Social media can be scary … you put yourself out there, share your likes and dislikes, and essentially open yourself up for anyone and everyone across the globe to praise – or criticize – you. For clients, the latter is terrifying. What if their product gets bashed in such a public forum? What if confidential information gets leaked? The list goes on.

But the reality is, you can’t stop social media. Companies need to embrace it and see it for what it is – a portal for engagement that affords them more opportunities than ever before. The important thing to remember is that a big part of engagement is responding to any and all questions or comments you get – the good, the bad and the ugly.
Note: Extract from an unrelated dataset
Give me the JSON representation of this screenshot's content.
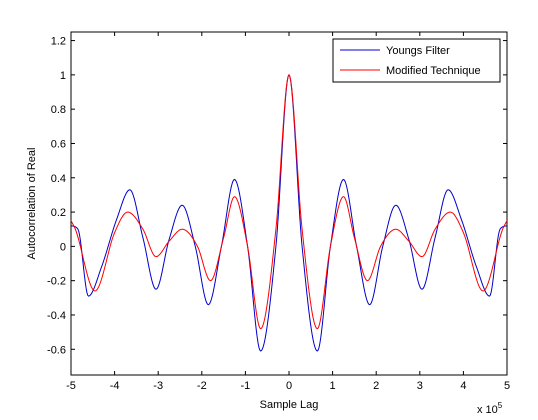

Here are a few tips we recommend to clients to help them respond to social media comments:

Respond to customer/observer comments in a timely fashion

The window of opportunity for engagement can close quickly. But if brands interact with people via social media, the conversation could just as easily “catch fire” and spread all over the Web, placing your brand in front of millions of eyes. If you’re not sure of the answer to a question, say so, and that you will follow up once you have it. But, if you say you’ll get back to them, follow through.

Don’t avoid negative comments

Sweeping things under the rug is inadvisable given the prevalence and power of social media. Ignoring negative comments will only further agitate the individual(s) in question and leave them likely to spread negative messages about your company even further. Instead, use the opportunity to personally address his/her concern, and hopefully turn that person into an advocate for your company.

Respond constructively

Some people are looking for valuable interactions, while others just want to vent or build up competitors at your expense. Keep things positive, and always thank people for their input/feedback, even if it isn’t particularly useful.

Redirect to Appropriate Forums

If an issue or question proves too extensive for a quick reply via Twitter, Google+ or Facebook, use those platforms to direct the conversation to your blog or customer support team, where you can provide more detailed responses to these items. The former drives traffic to your site and continues to increase engagement through your blog.

Treat every interaction as an opportunity

If someone takes the time to engage you, there exists the potential to convert them into a client or advocate for your brand, even if the reason they contacted you was a negative one.

Can you think of any other useful tips for responding to questions and comments on social media platforms?